Brook was chairman of the New Mexico Tech physics department from 1968 to 1978 and subsequently directed Tech’s research and development division until his retirement in 1986. As research director, he established the Center for Explosives Technology Research and recruited Per-Anders Persson as the center’s director.
In retirement, Brook continued to be an active researcher, extending his winter storm lightning studies at SUNY Albany in 1987 and 1988 and studying rocket-triggered lightning at KSC during the Convective and Precipitation/Electrification (CaPE) project in 1991. He was set back by two strokes in early 1992 and late 1993 but subsequently remained as active as possible. He oversaw measurements of lightning during NASA’s Tropical Ocean Global Atmospheres/Coupled Ocean Atmosphere Response Experiment (TOGA/COARE) project in the western Pacific in 1992 and subsequently made key observations of energetic narrow-bipolar lightning discharges and of charge transfer during sprites.
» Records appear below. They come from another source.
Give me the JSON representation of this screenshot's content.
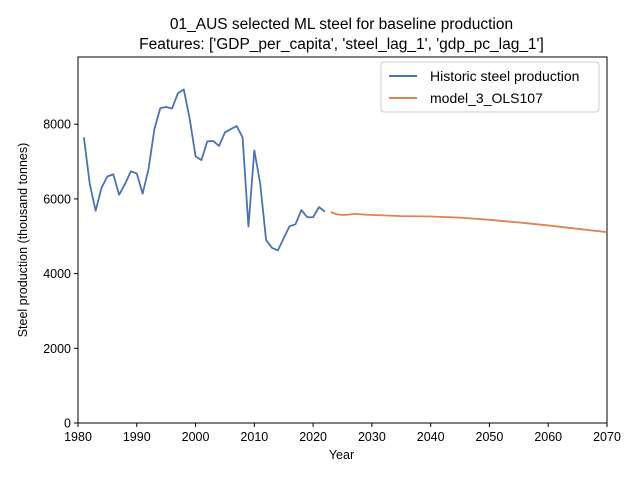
{
  "chart_data": {
    "type": "line",
    "title": "01_AUS selected ML steel for baseline production",
    "subtitle": "Features: ['GDP_per_capita', 'steel_lag_1', 'gdp_pc_lag_1']",
    "xlabel": "Year",
    "ylabel": "Steel production (thousand tonnes)",
    "xlim": [
      1980,
      2070
    ],
    "ylim": [
      0,
      9800
    ],
    "x_ticks": [
      1980,
      1990,
      2000,
      2010,
      2020,
      2030,
      2040,
      2050,
      2060,
      2070
    ],
    "y_ticks": [
      0,
      2000,
      4000,
      6000,
      8000
    ],
    "grid": false,
    "legend_position": "top-right",
    "series": [
      {
        "name": "Historic steel production",
        "color": "#4c72b0",
        "x": [
          1981,
          1982,
          1983,
          1984,
          1985,
          1986,
          1987,
          1988,
          1989,
          1990,
          1991,
          1992,
          1993,
          1994,
          1995,
          1996,
          1997,
          1998,
          1999,
          2000,
          2001,
          2002,
          2003,
          2004,
          2005,
          2006,
          2007,
          2008,
          2009,
          2010,
          2011,
          2012,
          2013,
          2014,
          2015,
          2016,
          2017,
          2018,
          2019,
          2020,
          2021,
          2022
        ],
        "y": [
          7650,
          6400,
          5680,
          6300,
          6600,
          6660,
          6110,
          6400,
          6740,
          6680,
          6140,
          6800,
          7870,
          8430,
          8460,
          8420,
          8830,
          8930,
          8150,
          7140,
          7040,
          7540,
          7550,
          7420,
          7780,
          7870,
          7950,
          7650,
          5260,
          7300,
          6410,
          4900,
          4690,
          4620,
          4950,
          5270,
          5320,
          5700,
          5510,
          5510,
          5780,
          5660
        ]
      },
      {
        "name": "model_3_OLS107",
        "color": "#dd8452",
        "x": [
          2023,
          2024,
          2025,
          2026,
          2027,
          2028,
          2030,
          2032,
          2035,
          2040,
          2045,
          2050,
          2055,
          2060,
          2065,
          2070
        ],
        "y": [
          5650,
          5590,
          5570,
          5580,
          5600,
          5590,
          5570,
          5560,
          5540,
          5530,
          5500,
          5440,
          5370,
          5290,
          5200,
          5110
        ]
      }
    ]
  }
}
Brook found time to be an accomplished woodworker and photographer and enjoyed entertaining his family with the mandolin. In 1980, he took a colleague, Rit Carbone, on a European odyssey in search of the twin to a lost mandolin. They didn’t succeed in finding it, but the trip was characteristic of Brook’s zeal and determination. (For more on that trip, see “In Search of the Lost Mandolin,” published in 2002 in the Bulletin of the American Meteorological Society, volume 83.)
Brook had an engaging and dynamic personality that endeared him to his colleagues and friends, but was also plainspoken and not afraid to speak up when circumstances warranted it. Of his various awards and honors, the one he was most proud of was an informal Lifetime Achievement Award presented to him and two corecipients at the fall annual meeting of the American Geophysical Union in December 1993. The award was signed by more than 120 colleagues in the atmospheric electricity and radar meteorology communities. It recognized not only Brook’s outstanding research record but also his extraordinary mentorship of students and young colleagues and selfless assistance to many researchers worldwide.